JERSEYDALE, Calif. - Firefighters significantly slowed the spread of a huge wildfire burning in forest near Yosemite National Park, where thousands of residents of mountain communities were still under evacuation orders Monday and smoke was spreading for hundreds of miles around.
Crews "made good headway" against the Oak Fire, according to a Sunday night incident report by Cal Fire. "Fire activity was not as extreme as it has been in previous days."
More than 2,500 firefighters with aircraft support battled the blaze that erupted Friday southwest of the park near the town of Midpines in Mariposa County. Officials described "explosive fire behavior" Saturday as flames made runs through bone-dry vegetation caused by the worst drought in decades.
By Monday morning, the blaze had consumed more than 26 square miles of forest land, with 10% containment, Cal Fire said. The cause was under investigation.
Firefighters working in steep terrain on the ground protected homes Sunday as air tankers dropped retardant on 50-foot flames racing along ridgetops east of the tiny community of Jerseydale.
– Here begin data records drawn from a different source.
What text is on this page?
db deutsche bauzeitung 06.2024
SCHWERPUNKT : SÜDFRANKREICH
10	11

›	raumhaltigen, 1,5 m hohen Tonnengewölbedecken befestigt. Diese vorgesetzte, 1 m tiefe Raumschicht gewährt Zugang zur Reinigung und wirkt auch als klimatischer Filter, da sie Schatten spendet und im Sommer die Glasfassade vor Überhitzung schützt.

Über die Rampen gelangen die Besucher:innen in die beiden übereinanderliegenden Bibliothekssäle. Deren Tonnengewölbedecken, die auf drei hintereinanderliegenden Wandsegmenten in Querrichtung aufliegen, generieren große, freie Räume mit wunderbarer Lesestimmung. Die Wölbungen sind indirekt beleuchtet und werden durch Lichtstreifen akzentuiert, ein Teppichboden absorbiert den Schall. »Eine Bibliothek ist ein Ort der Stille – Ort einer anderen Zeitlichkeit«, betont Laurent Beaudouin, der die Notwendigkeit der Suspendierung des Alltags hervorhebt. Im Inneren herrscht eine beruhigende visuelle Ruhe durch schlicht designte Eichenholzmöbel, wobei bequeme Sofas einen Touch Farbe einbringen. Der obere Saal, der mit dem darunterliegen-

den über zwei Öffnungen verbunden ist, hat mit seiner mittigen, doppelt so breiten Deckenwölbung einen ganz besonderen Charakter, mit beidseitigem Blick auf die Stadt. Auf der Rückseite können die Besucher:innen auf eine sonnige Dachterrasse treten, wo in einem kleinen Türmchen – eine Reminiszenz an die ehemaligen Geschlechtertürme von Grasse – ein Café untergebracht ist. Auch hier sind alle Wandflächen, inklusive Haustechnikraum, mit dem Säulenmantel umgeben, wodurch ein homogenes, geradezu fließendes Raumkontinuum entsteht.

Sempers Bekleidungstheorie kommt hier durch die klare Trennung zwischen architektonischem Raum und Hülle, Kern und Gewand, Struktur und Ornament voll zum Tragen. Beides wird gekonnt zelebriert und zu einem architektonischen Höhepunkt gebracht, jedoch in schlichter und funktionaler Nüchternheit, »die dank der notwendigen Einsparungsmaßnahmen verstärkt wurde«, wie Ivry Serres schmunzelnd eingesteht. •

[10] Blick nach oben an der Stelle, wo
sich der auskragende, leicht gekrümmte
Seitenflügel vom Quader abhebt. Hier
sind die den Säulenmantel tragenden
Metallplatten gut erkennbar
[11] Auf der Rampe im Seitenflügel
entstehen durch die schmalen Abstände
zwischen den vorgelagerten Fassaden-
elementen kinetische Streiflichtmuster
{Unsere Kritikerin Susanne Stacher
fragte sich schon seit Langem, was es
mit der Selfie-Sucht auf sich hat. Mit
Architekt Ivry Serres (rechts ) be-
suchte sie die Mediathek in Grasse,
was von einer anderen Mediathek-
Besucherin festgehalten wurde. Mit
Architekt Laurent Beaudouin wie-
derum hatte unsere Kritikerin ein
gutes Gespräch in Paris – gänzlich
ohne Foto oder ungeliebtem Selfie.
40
Personnel face tough conditions that include steep terrain, sweltering temperatures and low humidity, Cal Fire said.
Light winds blew embers ahead into tree branches "and because it’s so dry, it’s easy for the spot fires to get established and that’s what fuels the growth," said Cal Fire spokesperson Natasha Fouts.
Smoke drifted about 200 miles north toward Lake Tahoe and the same distance west into the San Francisco Bay Area, pollution control officials said.
"Hazy skies may be visible and the smell of smoke is possible at high elevations," the Bay Area Air District said on Twitter.
Evacuations were in place for over 6,000 people living across a several-mile span of the sparsely populated area in the Sierra Nevada foothills, though a handful of residents defied the orders and stayed behind, said Adrienne Freeman with the U.S. Forest Service.
"We urge people to evacuate when told," she said.